Front man or side man?

Joe Queenan is a New York-based writer.

Nothing better captures the oddball quality of Mike Huckabee’s campaign than the fact that he plays the bass guitar. When the folksy Arkansan first took the stage with his classic-rock band, Capitol Offense, the public and the press corps were amused by this refreshing zaniness. But now that his quest for the highest office in the land seems less quixotic, the time has come to examine what Huckabee’s choice of musical instrument says about the man.

History abounds with political figures given to public displays of their musical gifts, but none of them played the bass. The most famous is the vile Roman emperor, Nero, who supposedly played the fiddle while a huge section of ancient Rome burned to the ground. (One problem: If Nero did wax musical while the Eternal City was going up in flames, it must’ve been either on the lyre or a prototype of the lute, as the fiddle was not invented until the Renaissance. Still, it would’ve been much less colorful to say, “Nero plucked the lyre while Rome burned” or “Nero strummed a prototype of the lute -- perhaps the oud -- while Rome burned.”)

Nero was not the last potentate with top-shelf musical leanings. Henry VIII is said to have played the harp, the lute, the recorder and the harpsichord, and is thought by some to have written the lovely folk song “Greensleeves.” Frederick the Great wrote 121 flute sonatas. Thomas Jefferson did, in fact, play the fiddle, and by all accounts was fairly good at it. Harry Truman was known to pound out a thoroughly credible tune on the old eighty-eights, and Bill Clinton could blow the sax without completely embarrassing himself.

On a side note, Alan Greenspan had a short career as a jazz saxophonist before meeting Ayn Rand and turning to economics. If Charlie Parker or John Coltrane or even Kenny G had made the same choice, and then ended up chairing the Fed, it might have been a great loss for music but could have given the fusty old world of interest-rate calibration the kick in the pants it’s been needing for decades. And imagine how much fun it would have been if Rand had reversed course and taken up the baritone sax.

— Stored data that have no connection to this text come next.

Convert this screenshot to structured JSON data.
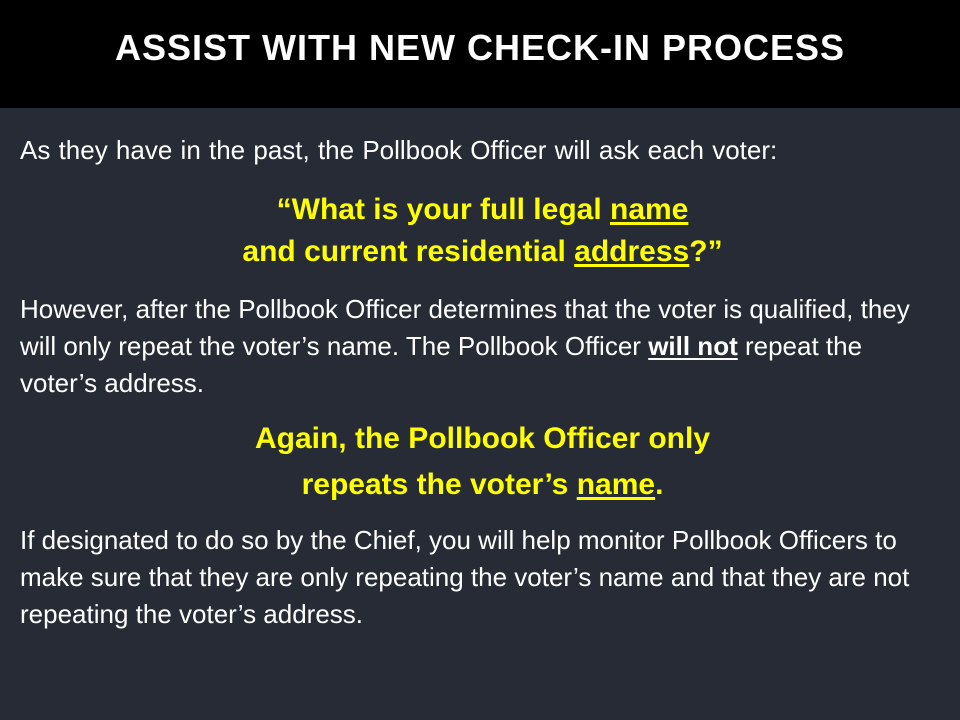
{
  "title": "ASSIST WITH NEW CHECK-IN PROCESS",
  "intro": "As they have in the past, the Pollbook Officer will ask each voter:",
  "quote": {
    "line1_prefix": "“What is your full legal ",
    "line1_underlined": "name",
    "line2_prefix": "and current residential ",
    "line2_underlined": "address",
    "line2_suffix": "?”"
  },
  "paragraph2": {
    "text_before": "However, after the Pollbook Officer determines that the voter is qualified, they will only repeat the voter’s name. The Pollbook Officer ",
    "emphasis": "will not",
    "text_after": " repeat the voter’s address."
  },
  "callout": {
    "line1": "Again, the Pollbook Officer only",
    "line2_prefix": "repeats the voter’s ",
    "line2_underlined": "name",
    "line2_suffix": "."
  },
  "paragraph3": "If designated to do so by the Chief, you will help monitor Pollbook Officers to make sure that they are only repeating the voter’s name and that they are not repeating the voter’s address.",
  "colors": {
    "background": "#262b36",
    "title_bar": "#000000",
    "accent_yellow": "#ffff00",
    "text": "#ffffff"
  }
}
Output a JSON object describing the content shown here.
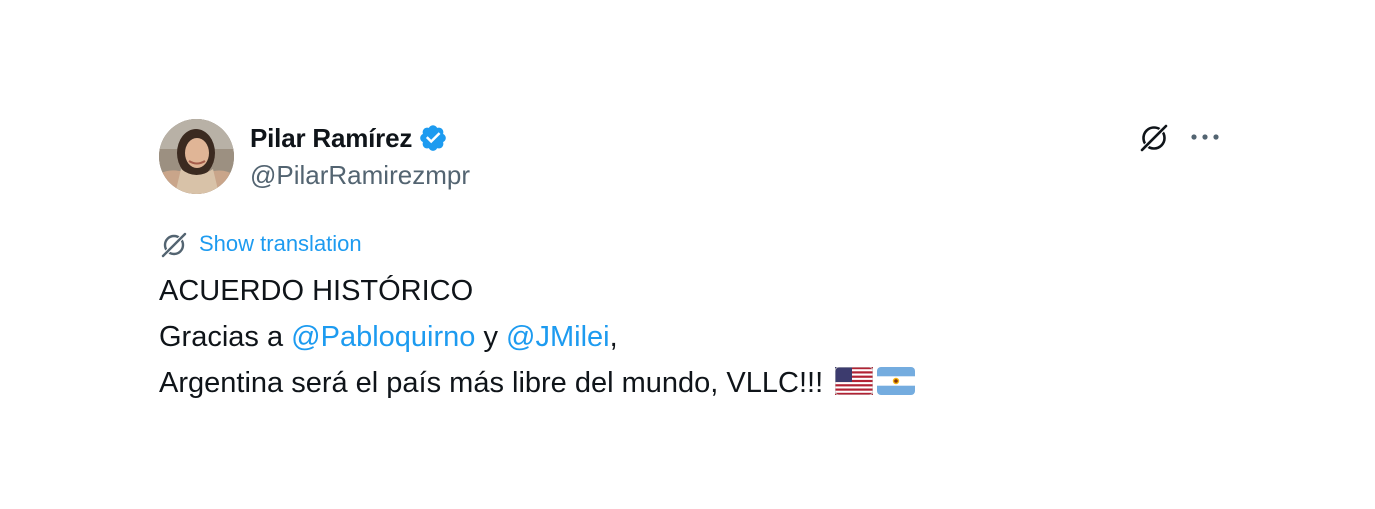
{
  "author": {
    "display_name": "Pilar Ramírez",
    "handle": "@PilarRamirezmpr",
    "verified": true,
    "avatar_icon": "profile-photo"
  },
  "actions": {
    "grok_icon": "grok-icon",
    "more_icon": "more-options-icon"
  },
  "translation": {
    "label": "Show translation",
    "icon": "translate-icon"
  },
  "body": {
    "line1": "ACUERDO HISTÓRICO",
    "line2": {
      "prefix": "Gracias a ",
      "mention1": "@Pabloquirno",
      "middle": " y ",
      "mention2": "@JMilei",
      "suffix": ","
    },
    "line3": {
      "text": "Argentina será el país más libre del mundo, VLLC!!! ",
      "emojis": [
        "us-flag",
        "argentina-flag"
      ]
    }
  },
  "colors": {
    "text": "#0f1419",
    "secondary": "#536471",
    "link": "#1d9bf0",
    "verified": "#1d9bf0"
  }
}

But here’s my point. The telling thing about Nero, Frederick the Great, Henry VIII, Jefferson, Truman and Clinton is that they all played high-profile, soloist instruments. Violins, pianos, saxes, harpsichords and even lyres are all instruments played by musicians who have the chops and the chutzpah to demand the spotlight, not to lurk in the shadows the way bass players do.

Yes, the bass is a wonderful instrument that is indispensable in supplying the “bottom” needed to give a piece of music substance. But it is not a glamorous instrument; many nonmusicians cannot even hear what the bassist is playing, confusing the general muddle of the bass with the drums.

Bassists, with few exceptions, are low-profile drones content to toil away in support mode while their more flashy colleagues wow the crowd. Even the exceptions to this rule -- Paul McCartney, Charlie Mingus, Sting -- did their composing on the piano or the guitar, most certainly not on the bass.

The plain truth is, the bass -- stand-up or electric -- is just not a sexy instrument. This is particularly true in the classic-rock genre Huckabee favors. It was never in Bill Wyman’s power, much less in his interest, to try upstaging Mick Jagger and Keith Richards. John Entwistle was an affable nonentity as opposed to Pete Townsend, Roger Daltrey and Keith Moon. Teenage boys grow up wanting to sing like Robert Plant and play guitar like Jimmy Page; nobody dreams of being the second coming of John Paul Jones.


I know all this because I too am a bassist. I took up the instrument at 17 because bassists, unlike guitarists, were always in short supply, as nobody really wanted to play the bass. Bass players were well received by other musicians because they were never a threat to get the good-looking girls. Still, the main reason I took up the bass was because I could never camouflage the fact that I was a crummy guitarist, but I could disguise the fact that I was a crummy bassist because none of my bandmates in the Phase Shift Network ever paid any attention to what I was playing.

This is what worries me about Huckabee and the bass guitar. The president of the United States is the most powerful man in the world, just as the conductor is the most important person in the orchestra, just as the lead guitarist is the most important musician in the band. The bass guitarist, I’m afraid, is more like the Commerce secretary or Uncle Fred, a solid, dependable fellow but definitely not the guy you want with his finger on the red button. Bass players are too bland and dull to run a society as classy as this one. And the ones who aren’t, the ones like Jaco Pastorius and Jack Bruce and Flea, who try to turn the bass into a solo instrument, simply make a bad situation worse.

Whatever John Q. Public may say on the record, in private everyone hates bass players who forget that they are bass players. It calls to mind the story about the anthropologist who is repeatedly roused from his slumber by tribal drums pounding in the distance. Three times he asks what the beating of the drums signifies; three times the tribe’s leader replies: “After drums stop, very, very bad.” Exasperated, he finally demands, “OK. Forget what the drums mean. What comes after the drums?” To which the chieftain mournfully replies: “Bass solo.” Yup, Mr. Huckabee, that says it all.